La suite Professeur, pour revenir à des choses plus sérieuses.
Le narcotrafic, cela représente une contre-société dont les règlements de compte se terminent comme vous avez vu par des balles. Et l’inconvénient des tirs, c’est que cela peut même toucher des innocents qui traînaient par là. La base sociale, ce sont des zones de non-droit parce que sinon il serait beaucoup plus facile de réprimer cette affaire. Et donc on a là-dessus plusieurs attitudes en France ou à l’étranger.

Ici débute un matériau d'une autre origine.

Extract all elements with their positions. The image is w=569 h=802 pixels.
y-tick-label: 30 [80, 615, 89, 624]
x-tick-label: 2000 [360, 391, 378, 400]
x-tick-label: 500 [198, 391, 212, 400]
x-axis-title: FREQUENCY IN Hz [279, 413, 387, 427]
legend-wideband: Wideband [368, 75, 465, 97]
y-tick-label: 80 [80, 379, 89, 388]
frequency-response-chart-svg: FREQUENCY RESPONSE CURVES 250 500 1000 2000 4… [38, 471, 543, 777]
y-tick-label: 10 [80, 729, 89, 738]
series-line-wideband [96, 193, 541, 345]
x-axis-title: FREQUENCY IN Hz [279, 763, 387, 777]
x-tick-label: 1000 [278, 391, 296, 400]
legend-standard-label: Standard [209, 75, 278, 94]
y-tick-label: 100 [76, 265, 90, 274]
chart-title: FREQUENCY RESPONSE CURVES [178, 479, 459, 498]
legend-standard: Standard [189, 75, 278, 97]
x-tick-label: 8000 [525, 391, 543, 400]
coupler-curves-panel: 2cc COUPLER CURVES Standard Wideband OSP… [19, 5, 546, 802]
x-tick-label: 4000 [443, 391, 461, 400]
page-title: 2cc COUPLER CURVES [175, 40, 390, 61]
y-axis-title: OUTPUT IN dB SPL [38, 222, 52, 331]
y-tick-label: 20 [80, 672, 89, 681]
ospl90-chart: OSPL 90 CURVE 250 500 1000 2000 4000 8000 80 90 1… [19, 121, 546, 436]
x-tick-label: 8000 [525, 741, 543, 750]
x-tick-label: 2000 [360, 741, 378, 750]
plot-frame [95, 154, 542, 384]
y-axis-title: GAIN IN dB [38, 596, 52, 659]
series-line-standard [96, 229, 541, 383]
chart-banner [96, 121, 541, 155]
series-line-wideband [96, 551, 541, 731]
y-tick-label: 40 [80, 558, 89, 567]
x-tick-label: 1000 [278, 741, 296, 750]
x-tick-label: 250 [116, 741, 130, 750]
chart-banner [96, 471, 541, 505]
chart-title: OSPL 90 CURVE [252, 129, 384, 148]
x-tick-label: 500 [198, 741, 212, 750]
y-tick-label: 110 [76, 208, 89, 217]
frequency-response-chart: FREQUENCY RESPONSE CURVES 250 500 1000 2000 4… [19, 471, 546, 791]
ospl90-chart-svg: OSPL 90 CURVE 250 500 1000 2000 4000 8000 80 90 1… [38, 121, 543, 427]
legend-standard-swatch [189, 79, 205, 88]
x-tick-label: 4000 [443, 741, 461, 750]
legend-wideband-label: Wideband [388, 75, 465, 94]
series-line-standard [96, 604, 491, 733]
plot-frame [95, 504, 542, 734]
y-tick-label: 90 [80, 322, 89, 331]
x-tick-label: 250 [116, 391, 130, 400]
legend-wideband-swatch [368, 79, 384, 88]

Les joints de cannabis ont à peu prés la même teneur en goudron que cette cigarette probable record mondial la « Boyard Maïs », retirée du commerce comme trop toxique depuis longtemps bien longtemps…ici le papier est déjà blanc mais la cellophane jaune essaye de donner le change aux clients amateurs de papier maïs jaune.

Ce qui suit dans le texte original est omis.